The treatment made me depressed some days but no more than normal. After 3 months of being on the treatment, the only side effect I really have now is fatigue.  I’ve become cold to talk about it, I’ve cried many nights because of having Hep C – I was told by my church that it was a punishment for living a lie and following Lucifer and they blame me and I suppose that they are right in a way that it was my fault

The support that I have received through Healthworks has been the essence of the full recovery.  They have a holistic health program where they look after everything: your psychological wellbeing as well as your physical wellbeing.

The staff treat us with dignity which helps in keeping you well and self esteem feeling in yourself.  Since I’ve been getting Hep C treatment at Healthworks, the holistic approach to my health has empowered me to get in contact with my birth mother.

And as with everything in my life, since I started this treatment, healing hasn’t just been for my Hep C but for my emotions too.  It has brought me in contact with my birth mother; she rings me every 2 days and she expresses her love for me.

I can’t think of any time in my life that I have felt this well and I firmly believe that it is through the clinic that has accepted me and treated me with dignity and respect that has enabled me to start to love myself as well.  I would not have made contact with my mother if I had not got treatment for the Hep C.

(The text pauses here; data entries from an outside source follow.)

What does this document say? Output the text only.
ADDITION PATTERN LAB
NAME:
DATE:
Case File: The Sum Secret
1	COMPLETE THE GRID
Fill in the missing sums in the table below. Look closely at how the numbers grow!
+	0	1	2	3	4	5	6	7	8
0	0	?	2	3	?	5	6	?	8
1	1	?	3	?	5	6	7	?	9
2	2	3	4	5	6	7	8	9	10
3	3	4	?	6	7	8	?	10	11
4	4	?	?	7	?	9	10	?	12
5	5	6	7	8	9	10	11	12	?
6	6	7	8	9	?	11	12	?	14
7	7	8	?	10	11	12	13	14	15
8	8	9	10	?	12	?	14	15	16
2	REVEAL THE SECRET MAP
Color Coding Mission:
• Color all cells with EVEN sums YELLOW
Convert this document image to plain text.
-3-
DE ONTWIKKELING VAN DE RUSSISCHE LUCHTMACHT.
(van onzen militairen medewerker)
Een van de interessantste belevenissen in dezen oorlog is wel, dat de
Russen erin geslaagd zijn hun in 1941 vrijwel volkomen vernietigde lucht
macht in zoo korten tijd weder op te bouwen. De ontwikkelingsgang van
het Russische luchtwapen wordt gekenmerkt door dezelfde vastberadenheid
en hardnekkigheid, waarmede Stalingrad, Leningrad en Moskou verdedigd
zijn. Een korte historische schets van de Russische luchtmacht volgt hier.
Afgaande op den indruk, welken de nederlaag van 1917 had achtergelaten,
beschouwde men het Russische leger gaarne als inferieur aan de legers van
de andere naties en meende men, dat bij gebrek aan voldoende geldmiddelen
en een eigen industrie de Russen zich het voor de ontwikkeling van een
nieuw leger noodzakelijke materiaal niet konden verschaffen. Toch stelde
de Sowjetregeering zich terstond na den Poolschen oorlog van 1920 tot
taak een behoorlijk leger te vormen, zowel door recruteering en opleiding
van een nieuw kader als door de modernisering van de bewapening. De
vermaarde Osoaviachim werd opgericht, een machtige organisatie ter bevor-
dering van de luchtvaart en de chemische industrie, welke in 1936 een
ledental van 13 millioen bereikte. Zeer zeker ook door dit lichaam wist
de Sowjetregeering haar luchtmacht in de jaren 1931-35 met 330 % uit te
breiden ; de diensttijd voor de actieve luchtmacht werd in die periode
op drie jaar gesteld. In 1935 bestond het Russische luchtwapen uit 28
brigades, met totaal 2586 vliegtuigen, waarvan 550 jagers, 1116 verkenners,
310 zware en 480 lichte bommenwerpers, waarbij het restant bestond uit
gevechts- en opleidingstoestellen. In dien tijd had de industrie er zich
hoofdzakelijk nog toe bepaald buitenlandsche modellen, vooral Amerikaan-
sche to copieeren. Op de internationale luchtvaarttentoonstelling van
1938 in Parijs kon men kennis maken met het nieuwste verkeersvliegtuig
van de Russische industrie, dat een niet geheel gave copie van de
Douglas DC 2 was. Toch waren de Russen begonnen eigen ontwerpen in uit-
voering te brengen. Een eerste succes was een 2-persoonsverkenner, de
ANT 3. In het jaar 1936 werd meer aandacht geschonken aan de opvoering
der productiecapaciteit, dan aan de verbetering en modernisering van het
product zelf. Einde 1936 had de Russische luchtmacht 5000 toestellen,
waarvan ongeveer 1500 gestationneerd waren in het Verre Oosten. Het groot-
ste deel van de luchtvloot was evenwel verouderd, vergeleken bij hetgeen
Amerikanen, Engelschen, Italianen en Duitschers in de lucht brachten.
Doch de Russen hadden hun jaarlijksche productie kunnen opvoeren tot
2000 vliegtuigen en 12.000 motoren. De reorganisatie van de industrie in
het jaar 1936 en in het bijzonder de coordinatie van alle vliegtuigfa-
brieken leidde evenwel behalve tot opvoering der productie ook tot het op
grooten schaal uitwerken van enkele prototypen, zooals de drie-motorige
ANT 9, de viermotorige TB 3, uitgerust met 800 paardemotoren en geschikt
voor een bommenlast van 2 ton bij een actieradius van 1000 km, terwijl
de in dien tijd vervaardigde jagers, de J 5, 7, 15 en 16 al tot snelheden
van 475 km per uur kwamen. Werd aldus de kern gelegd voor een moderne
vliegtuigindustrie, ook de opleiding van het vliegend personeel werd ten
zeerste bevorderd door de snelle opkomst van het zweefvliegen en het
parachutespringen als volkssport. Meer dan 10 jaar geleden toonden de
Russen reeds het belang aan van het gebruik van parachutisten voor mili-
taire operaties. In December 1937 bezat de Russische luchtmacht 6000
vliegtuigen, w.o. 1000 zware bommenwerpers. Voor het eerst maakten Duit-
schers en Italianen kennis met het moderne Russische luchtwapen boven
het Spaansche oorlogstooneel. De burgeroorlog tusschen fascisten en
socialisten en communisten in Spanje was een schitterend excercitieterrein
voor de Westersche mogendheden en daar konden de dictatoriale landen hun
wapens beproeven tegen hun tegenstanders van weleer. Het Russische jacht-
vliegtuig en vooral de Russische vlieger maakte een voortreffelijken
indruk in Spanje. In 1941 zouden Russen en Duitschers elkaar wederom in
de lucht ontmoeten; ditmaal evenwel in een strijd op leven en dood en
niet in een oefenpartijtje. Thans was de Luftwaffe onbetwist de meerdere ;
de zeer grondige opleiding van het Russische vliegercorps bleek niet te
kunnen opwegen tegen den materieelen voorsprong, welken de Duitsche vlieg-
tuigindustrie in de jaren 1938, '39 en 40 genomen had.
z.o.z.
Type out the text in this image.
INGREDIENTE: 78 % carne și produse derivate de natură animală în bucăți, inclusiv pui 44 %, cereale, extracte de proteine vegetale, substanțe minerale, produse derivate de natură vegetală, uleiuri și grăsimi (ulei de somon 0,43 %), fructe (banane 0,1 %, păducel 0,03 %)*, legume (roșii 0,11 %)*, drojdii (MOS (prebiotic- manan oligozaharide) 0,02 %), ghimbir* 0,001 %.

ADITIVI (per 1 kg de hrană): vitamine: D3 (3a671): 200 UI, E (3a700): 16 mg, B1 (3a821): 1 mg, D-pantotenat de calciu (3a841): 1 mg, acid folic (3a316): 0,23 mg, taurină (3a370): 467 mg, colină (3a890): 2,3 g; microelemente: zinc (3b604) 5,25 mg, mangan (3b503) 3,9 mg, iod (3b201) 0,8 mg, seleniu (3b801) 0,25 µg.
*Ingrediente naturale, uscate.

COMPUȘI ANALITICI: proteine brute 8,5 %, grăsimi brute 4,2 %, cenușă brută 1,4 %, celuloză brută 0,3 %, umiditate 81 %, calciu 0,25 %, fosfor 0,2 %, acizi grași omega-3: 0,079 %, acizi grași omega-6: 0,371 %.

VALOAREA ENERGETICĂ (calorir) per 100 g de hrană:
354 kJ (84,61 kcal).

Everything started to fall into place after treatment. My life has just turned around. My mother doesn’t treat me with any malice about my Hep C. She’s looked it up on the computer and found out all about the medical side.  She’s done nothing but praise me for going through the treatment and putting up with the side effects.

She kisses me when she comes to see me.  She’s come to see me three times.  She rings me up two days after I have my treatment each week and I’m starting to feel better and I feel a bit emotional after I have my interferon shots but she rings me with encouragement and support which makes all the difference.

One day when I finish the Interferon and I’m well I’m hoping to maybe move to Tasmania.”